I can tell you I have 32G DDR4 with real nice lean timings and I have experienced a couple weird hardware crashes when I’m at 25+GB of memory in use.
I only use windows 10 so… it could be ram also but I have a R7 1700x and its not my OC or anything.
But I haven’t been able to accurately reproduce it, and now as of recent I have a very weird bug where running any website that contains flash (even if flash is disabled) in any browser instantly takes down the entire system.

Many where affected by a number of issues.
SEGV is just the big one.

There where also:
Freezes - Instant lockups
Hard resets
Memory & Cache corruption issues leading to MCE events

These where caused by
Number of C-state issues in silicon
Cache memory defects
Branch prediction problems
FMA3 load induced voltage drops

I have now tested many Ryzen systems under linux and of all those about 5% had C-state issues as a result of hardware defects resolved only by an RMA.

Some chips that where not affected by the SEGV issue may still encounter the MCE events. The very second chip I had behaved exactly like yours. No MCE’s under testing but would randomly at idle hard reset or freeze.

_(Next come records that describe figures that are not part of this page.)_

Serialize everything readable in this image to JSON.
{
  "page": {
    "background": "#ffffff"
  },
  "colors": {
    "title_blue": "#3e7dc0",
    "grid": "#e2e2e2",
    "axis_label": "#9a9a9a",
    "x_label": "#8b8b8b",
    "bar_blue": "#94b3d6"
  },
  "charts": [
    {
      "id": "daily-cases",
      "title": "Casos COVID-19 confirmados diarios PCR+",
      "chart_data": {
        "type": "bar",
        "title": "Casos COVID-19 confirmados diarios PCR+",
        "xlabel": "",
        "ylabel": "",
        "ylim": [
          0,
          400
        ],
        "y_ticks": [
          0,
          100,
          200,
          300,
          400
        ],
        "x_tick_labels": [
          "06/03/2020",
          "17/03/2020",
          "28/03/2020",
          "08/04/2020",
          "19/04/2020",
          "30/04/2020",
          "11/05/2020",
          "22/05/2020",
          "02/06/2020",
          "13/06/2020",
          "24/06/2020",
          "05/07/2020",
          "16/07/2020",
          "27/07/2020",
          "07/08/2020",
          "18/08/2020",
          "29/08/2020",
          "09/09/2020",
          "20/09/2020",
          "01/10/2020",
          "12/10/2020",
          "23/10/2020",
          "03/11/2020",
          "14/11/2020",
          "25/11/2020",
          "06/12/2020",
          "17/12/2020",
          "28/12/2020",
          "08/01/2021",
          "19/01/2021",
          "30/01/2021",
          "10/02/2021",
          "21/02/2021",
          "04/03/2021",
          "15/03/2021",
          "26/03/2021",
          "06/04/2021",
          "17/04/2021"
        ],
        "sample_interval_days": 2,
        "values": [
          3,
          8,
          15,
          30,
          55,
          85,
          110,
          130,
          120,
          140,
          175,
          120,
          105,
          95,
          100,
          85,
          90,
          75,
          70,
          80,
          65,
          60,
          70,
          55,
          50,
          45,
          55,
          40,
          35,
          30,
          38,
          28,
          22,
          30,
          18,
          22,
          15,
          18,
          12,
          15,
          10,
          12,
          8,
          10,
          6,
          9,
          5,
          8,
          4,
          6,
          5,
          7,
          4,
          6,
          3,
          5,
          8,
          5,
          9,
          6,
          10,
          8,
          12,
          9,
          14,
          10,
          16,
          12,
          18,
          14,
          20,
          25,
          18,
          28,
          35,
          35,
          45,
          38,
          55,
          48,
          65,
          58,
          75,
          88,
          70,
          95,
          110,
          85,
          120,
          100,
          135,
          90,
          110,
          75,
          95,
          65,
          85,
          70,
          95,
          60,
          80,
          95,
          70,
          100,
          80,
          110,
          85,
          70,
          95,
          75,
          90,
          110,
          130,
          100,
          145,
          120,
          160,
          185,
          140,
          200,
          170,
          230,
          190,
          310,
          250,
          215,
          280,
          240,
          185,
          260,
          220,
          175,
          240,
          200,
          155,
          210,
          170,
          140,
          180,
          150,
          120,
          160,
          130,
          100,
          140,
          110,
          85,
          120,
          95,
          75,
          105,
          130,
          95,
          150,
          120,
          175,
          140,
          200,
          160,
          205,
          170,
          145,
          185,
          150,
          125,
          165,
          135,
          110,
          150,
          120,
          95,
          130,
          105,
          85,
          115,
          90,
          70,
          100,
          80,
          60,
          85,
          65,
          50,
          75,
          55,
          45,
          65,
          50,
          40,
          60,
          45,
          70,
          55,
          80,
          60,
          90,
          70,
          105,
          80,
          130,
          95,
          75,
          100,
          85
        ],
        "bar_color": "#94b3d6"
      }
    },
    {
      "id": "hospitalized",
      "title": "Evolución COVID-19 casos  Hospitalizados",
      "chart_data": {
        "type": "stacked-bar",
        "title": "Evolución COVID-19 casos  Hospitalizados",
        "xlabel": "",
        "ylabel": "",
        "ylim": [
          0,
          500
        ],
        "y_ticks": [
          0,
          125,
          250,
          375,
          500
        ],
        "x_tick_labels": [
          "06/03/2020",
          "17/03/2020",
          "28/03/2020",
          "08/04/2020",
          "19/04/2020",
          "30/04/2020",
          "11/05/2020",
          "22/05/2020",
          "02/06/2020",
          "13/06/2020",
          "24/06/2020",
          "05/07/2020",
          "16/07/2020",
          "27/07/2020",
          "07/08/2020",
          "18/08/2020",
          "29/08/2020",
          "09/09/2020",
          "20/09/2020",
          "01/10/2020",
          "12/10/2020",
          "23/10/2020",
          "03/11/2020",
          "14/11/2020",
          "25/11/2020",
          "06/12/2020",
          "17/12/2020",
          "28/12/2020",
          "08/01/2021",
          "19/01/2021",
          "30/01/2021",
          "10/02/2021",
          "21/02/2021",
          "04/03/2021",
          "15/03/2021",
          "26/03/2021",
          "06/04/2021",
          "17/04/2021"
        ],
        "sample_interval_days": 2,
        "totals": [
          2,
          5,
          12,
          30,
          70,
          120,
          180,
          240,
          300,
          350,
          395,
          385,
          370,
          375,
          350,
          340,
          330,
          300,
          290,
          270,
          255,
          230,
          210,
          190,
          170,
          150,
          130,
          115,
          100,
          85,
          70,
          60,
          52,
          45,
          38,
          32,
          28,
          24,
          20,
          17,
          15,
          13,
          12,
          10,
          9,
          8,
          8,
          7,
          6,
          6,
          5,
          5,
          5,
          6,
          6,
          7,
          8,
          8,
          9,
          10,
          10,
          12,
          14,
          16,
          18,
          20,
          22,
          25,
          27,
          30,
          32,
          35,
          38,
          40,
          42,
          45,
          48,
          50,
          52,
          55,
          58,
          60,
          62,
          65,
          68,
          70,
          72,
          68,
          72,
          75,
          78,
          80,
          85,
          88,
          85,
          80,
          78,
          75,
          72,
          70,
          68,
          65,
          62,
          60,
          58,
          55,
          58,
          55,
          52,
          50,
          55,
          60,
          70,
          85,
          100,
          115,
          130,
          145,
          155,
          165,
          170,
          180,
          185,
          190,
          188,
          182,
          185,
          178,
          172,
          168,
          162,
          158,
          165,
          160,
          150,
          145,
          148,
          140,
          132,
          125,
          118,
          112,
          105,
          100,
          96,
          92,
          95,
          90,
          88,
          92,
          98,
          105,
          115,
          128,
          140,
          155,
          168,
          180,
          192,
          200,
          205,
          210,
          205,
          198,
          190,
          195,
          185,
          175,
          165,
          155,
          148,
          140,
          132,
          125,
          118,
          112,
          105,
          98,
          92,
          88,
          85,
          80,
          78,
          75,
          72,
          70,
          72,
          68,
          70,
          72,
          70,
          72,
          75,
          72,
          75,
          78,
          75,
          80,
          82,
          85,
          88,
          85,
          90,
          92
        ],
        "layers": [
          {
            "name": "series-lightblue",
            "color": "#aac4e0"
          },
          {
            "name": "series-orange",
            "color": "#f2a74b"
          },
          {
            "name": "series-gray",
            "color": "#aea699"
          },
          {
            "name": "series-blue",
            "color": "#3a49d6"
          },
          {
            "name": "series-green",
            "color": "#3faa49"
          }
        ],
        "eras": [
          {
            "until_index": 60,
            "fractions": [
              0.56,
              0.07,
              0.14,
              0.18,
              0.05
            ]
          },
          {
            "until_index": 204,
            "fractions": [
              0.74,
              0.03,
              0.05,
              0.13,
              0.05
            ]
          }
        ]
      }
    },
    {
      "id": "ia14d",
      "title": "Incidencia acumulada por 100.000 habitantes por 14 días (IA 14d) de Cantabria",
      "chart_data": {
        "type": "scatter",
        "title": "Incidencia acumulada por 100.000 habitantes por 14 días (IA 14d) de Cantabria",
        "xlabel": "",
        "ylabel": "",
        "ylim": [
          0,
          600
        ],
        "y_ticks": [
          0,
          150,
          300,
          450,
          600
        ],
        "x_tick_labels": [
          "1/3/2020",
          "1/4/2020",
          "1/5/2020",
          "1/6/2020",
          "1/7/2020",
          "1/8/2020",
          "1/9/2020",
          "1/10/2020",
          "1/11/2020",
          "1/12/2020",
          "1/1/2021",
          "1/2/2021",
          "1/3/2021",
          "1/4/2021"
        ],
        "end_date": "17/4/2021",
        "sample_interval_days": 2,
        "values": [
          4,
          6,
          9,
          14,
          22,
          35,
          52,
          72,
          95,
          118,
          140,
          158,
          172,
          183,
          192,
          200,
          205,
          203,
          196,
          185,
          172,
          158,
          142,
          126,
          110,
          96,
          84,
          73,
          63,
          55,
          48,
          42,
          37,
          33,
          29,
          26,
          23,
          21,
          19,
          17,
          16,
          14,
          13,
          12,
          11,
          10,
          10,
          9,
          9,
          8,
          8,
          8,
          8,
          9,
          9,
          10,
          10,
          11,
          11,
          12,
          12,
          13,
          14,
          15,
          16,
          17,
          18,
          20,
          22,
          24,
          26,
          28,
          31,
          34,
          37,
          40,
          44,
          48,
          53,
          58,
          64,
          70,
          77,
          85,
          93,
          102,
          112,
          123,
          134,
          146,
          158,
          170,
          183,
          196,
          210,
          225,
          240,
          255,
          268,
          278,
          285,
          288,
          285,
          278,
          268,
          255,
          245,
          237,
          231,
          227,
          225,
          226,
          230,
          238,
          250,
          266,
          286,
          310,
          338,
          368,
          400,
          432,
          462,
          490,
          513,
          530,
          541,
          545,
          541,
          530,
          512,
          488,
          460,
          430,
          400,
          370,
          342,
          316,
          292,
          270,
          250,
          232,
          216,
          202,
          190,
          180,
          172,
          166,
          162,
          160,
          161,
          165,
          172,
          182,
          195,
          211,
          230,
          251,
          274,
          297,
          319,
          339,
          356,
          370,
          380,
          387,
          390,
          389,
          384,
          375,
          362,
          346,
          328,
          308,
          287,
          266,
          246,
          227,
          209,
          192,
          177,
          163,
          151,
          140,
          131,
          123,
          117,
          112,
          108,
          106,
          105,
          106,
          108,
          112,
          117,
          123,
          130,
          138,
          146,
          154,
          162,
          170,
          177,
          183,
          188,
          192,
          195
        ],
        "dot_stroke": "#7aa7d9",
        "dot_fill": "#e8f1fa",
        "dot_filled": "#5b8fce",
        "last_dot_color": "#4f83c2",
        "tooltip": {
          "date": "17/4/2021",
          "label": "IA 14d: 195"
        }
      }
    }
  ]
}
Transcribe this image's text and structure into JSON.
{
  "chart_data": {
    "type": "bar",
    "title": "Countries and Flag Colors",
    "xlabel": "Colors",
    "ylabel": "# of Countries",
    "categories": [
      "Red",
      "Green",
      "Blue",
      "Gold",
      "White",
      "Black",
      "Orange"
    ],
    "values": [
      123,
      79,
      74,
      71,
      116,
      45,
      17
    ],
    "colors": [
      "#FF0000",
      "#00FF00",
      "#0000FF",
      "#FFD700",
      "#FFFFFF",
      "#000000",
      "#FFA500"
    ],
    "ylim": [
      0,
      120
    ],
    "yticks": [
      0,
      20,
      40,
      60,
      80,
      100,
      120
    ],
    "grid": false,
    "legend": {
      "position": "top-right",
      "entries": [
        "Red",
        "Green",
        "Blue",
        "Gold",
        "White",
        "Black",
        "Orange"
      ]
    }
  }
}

You can try increasing SoC voltage, disabling C6, limiting to C1 max. But in all honesty none of this should be necessary.
Perhaps your mainboard also just needs a bios update?

How the story ended. I have same problem.

Windows never had a problem with the CPU, so I took Linux off the machine. Six months or so later I put it back on, and no problem. I’ve been running the CPU overclocked for the past year or so. Recently I had to reinstate it as my main gaming rig. Doing nicely with a 2070 Super in both OS’s.

Must’ve been a bug. Either the kernel code was corrected, or they wrote around a firmware/microcode bug. Very stable now.